Namun, penggantian posisi wali hakim yang berhalangan ini disyahkan dalam tinjauan fiqh apabila disahkan oleh aturan Pemerintah sebagaimana disebutkan dalam kitab Zaitunah al Ilqah halaman 169 :
وَنَصُّوا عَلَى أَنْ يَسْتَنِيْبَ إِذَا لَهُ * بِهِ أَذِنَ السُّلْطَانُ نَصًّا بِلاَ سَدِّ
وَحَيْثُ جَرَى إِذْنٌ لَهُ فِى تَزَوُّجٍ * فَزَوَّجَ صَحَّ العَقْدُ مِنْ غَيْرِ مَا صَدِّ
Ulama Syafiiyah menetapkan diperbolehkannya orang lain mengganti (posisi) hakim apabila pemerintah mengizinkan dengan penetapan yang tidak tertolak.
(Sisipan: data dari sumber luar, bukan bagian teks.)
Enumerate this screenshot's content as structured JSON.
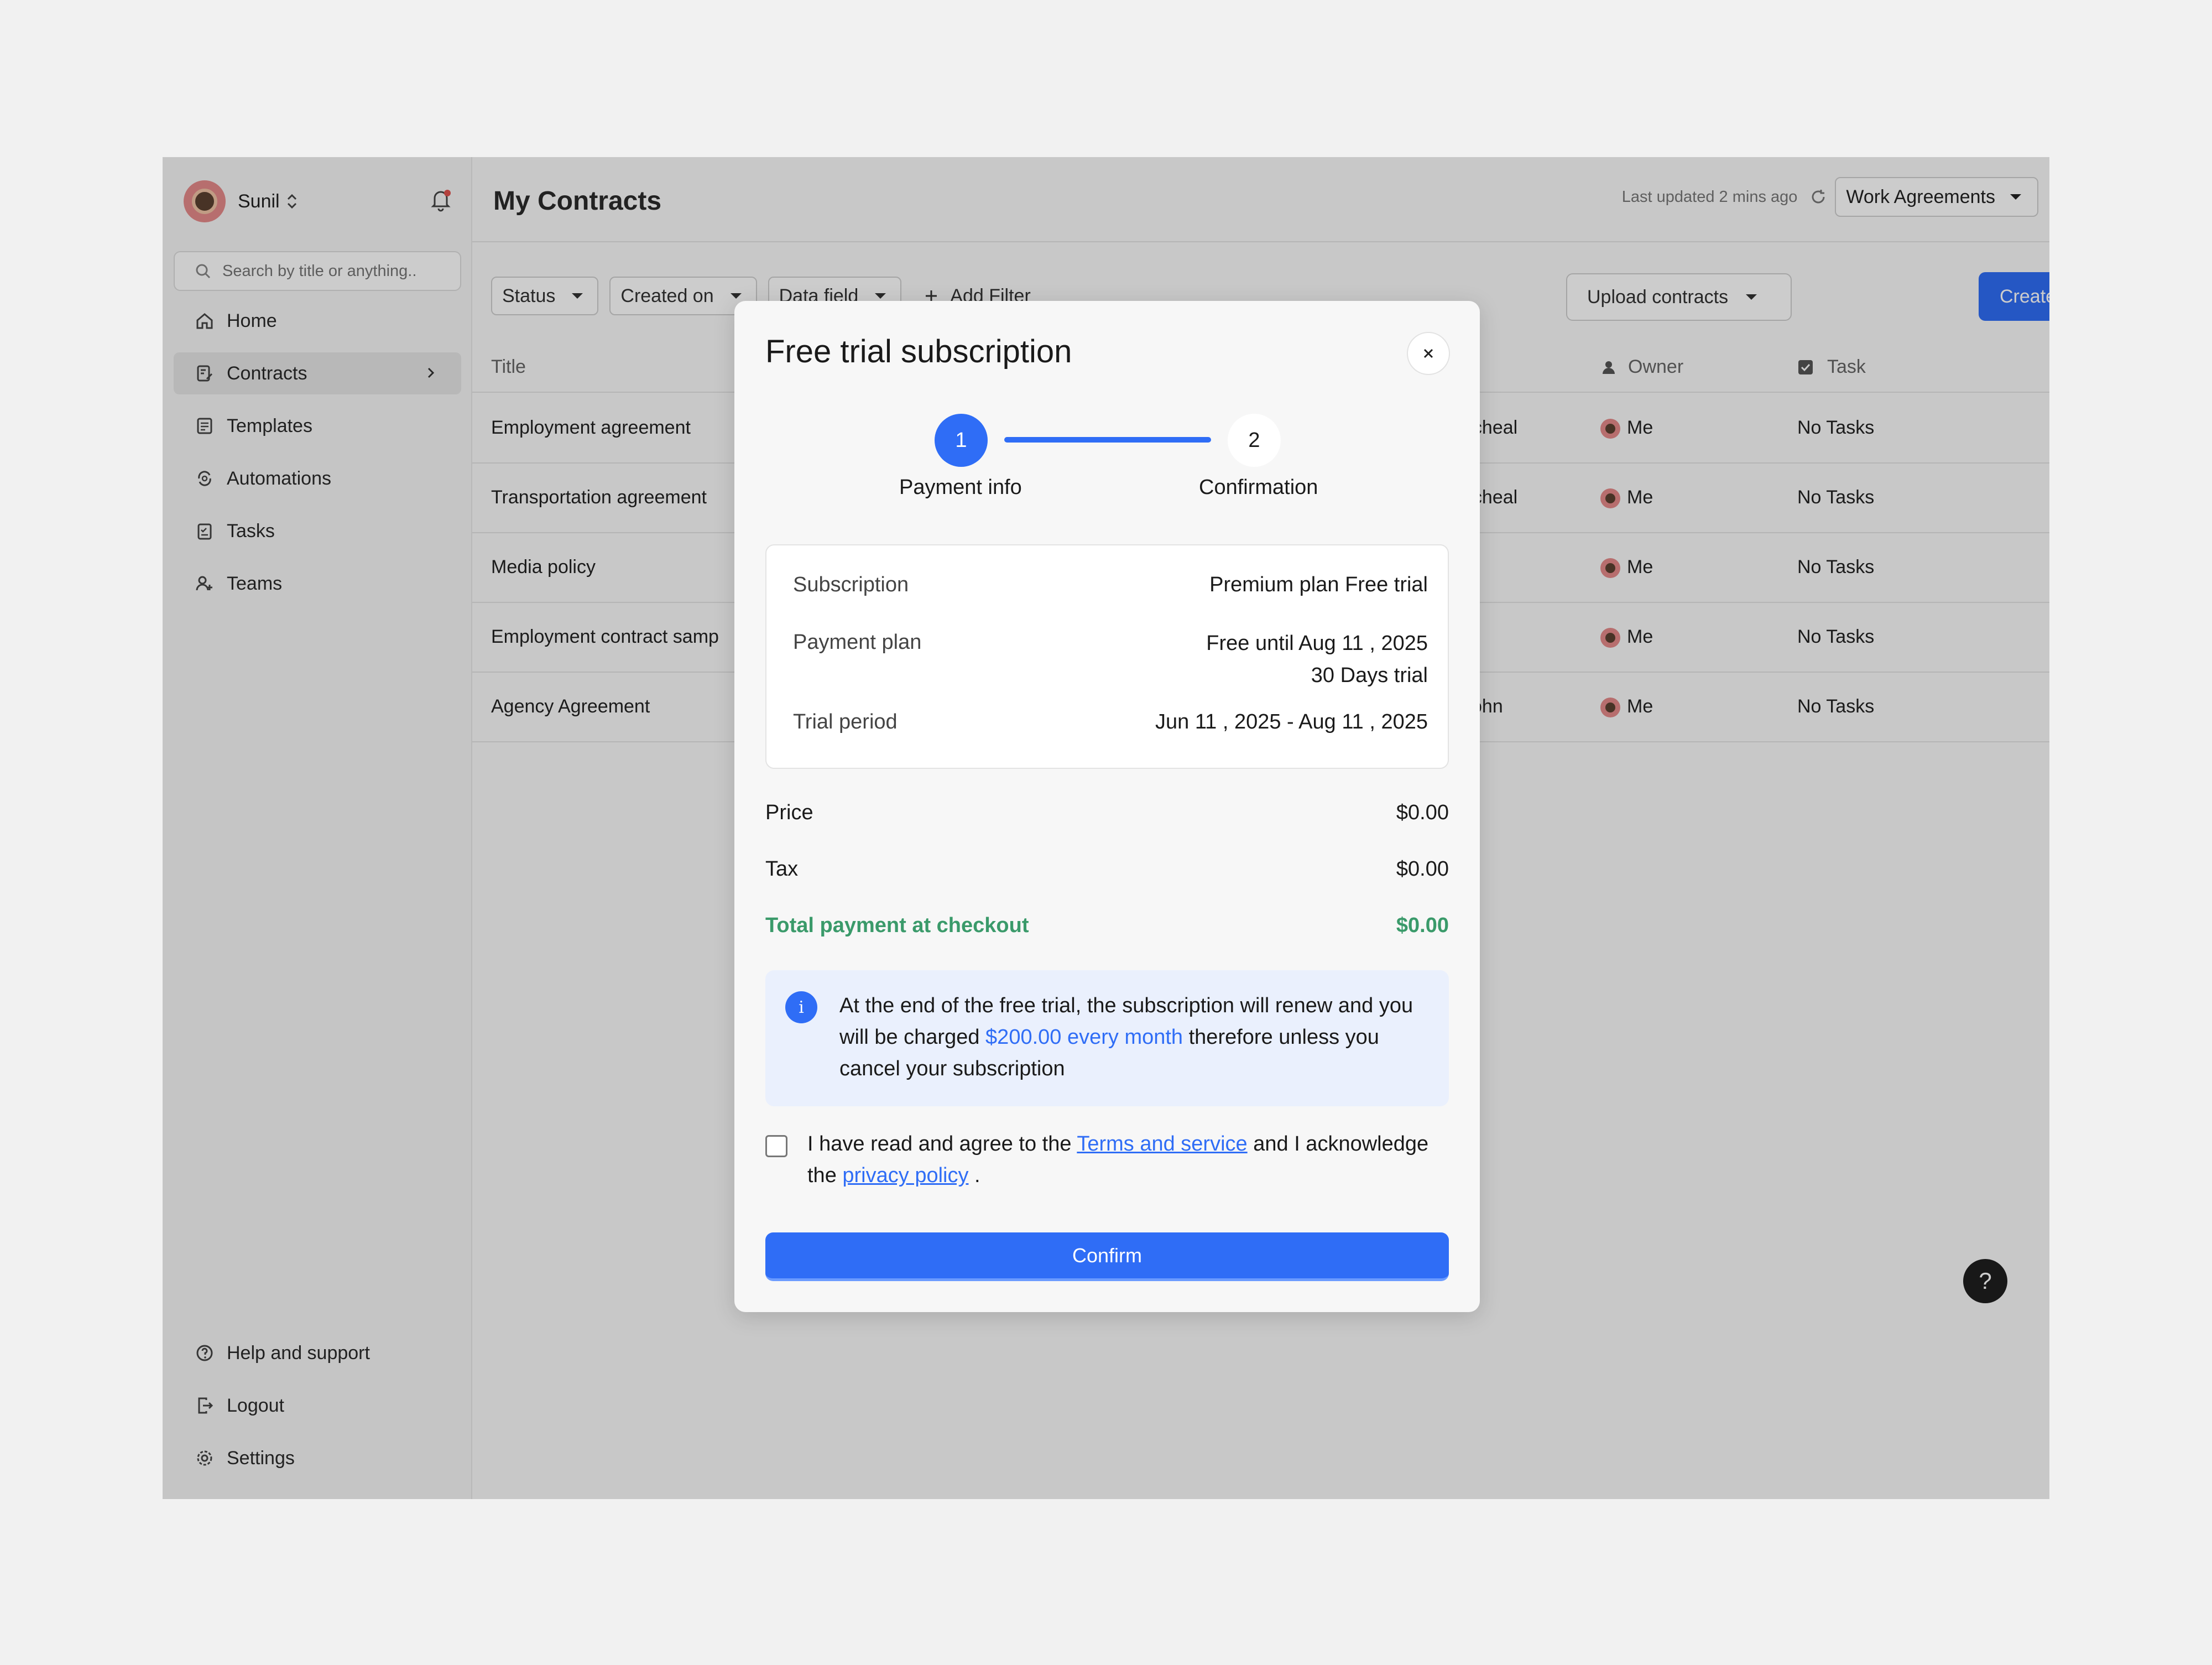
{
  "sidebar": {
    "user_name": "Sunil",
    "search_placeholder": "Search by title or anything..",
    "items": [
      {
        "label": "Home",
        "icon": "home-icon"
      },
      {
        "label": "Contracts",
        "icon": "contracts-icon"
      },
      {
        "label": "Templates",
        "icon": "templates-icon"
      },
      {
        "label": "Automations",
        "icon": "automations-icon"
      },
      {
        "label": "Tasks",
        "icon": "tasks-icon"
      },
      {
        "label": "Teams",
        "icon": "teams-icon"
      }
    ],
    "bottom_items": [
      {
        "label": "Help and support",
        "icon": "help-icon"
      },
      {
        "label": "Logout",
        "icon": "logout-icon"
      },
      {
        "label": "Settings",
        "icon": "settings-icon"
      }
    ]
  },
  "header": {
    "title": "My Contracts",
    "last_updated": "Last updated 2 mins ago",
    "workspace": "Work Agreements"
  },
  "filters": {
    "status": "Status",
    "created_on": "Created on",
    "data_field": "Data field",
    "add_filter": "Add Filter"
  },
  "actions": {
    "upload": "Upload contracts",
    "create": "Create and sign"
  },
  "table": {
    "columns": {
      "title": "Title",
      "owner": "Owner",
      "task": "Task"
    },
    "rows": [
      {
        "title": "Employment agreement",
        "party": "acheal",
        "owner": "Me",
        "task": "No Tasks"
      },
      {
        "title": "Transportation agreement",
        "party": "acheal",
        "owner": "Me",
        "task": "No Tasks"
      },
      {
        "title": "Media policy",
        "party": "",
        "owner": "Me",
        "task": "No Tasks"
      },
      {
        "title": "Employment contract samp",
        "party": "",
        "owner": "Me",
        "task": "No Tasks"
      },
      {
        "title": "Agency Agreement",
        "party": "John",
        "owner": "Me",
        "task": "No Tasks"
      }
    ]
  },
  "help_fab": "?",
  "modal": {
    "title": "Free trial subscription",
    "steps": [
      {
        "number": "1",
        "label": "Payment info"
      },
      {
        "number": "2",
        "label": "Confirmation"
      }
    ],
    "summary": {
      "subscription_label": "Subscription",
      "subscription_value": "Premium plan Free trial",
      "payment_plan_label": "Payment plan",
      "payment_plan_value_1": "Free until Aug 11 , 2025",
      "payment_plan_value_2": "30 Days trial",
      "trial_period_label": "Trial period",
      "trial_period_value": "Jun 11 , 2025 - Aug 11 , 2025"
    },
    "price_label": "Price",
    "price_value": "$0.00",
    "tax_label": "Tax",
    "tax_value": "$0.00",
    "total_label": "Total payment at checkout",
    "total_value": "$0.00",
    "info": {
      "text_1": "At the end of the free trial, the subscription will renew and you will be charged ",
      "highlight": "$200.00 every month",
      "text_2": " therefore unless you cancel your subscription"
    },
    "agree": {
      "text_1": "I have read and agree to the ",
      "terms_link": "Terms and service",
      "text_2": " and I acknowledge the ",
      "privacy_link": "privacy policy",
      "text_3": " ."
    },
    "confirm": "Confirm"
  },
  "colors": {
    "accent": "#2f6df6",
    "total_green": "#3a9a6a",
    "info_bg": "#eaf0fd"
  }
}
Apabila izin bagi pengganti hakim dalam menikahkan didapatkan, kemudian pengganti hakim ini menikahkan, maka sahlah akad nikahnya tanpa ada halangan.
Ibarat kitab ini, disamping menguatkan pembolehan mengganti posisi wali hakim yang lowong oleh sebab-sebab tertentu, juga menafikan keabsahan wakalah wali hakim yang tidak dilakukan Ka Sie Urais untuk atas nama Menteri Agama, sebagaimana dalil diatas; orang lain boleh mengganti posisi hakim apabila pemerintah selaku sulthan mengizinkan. PMA no. 11 tahun 2007 menyatakan yang berhak menunjuk penghulu untuk mengganti jabatan Kepala KUA yang berhalangan untuk menjadi wali hakim adalah Ka Sie Urais. Karena itu Kepala KUA tidak boleh melampaui wewenangnya dengan mewakilkan sendiri tanpa sepengetahuan Ka Sie Urais Wallahu A’lam.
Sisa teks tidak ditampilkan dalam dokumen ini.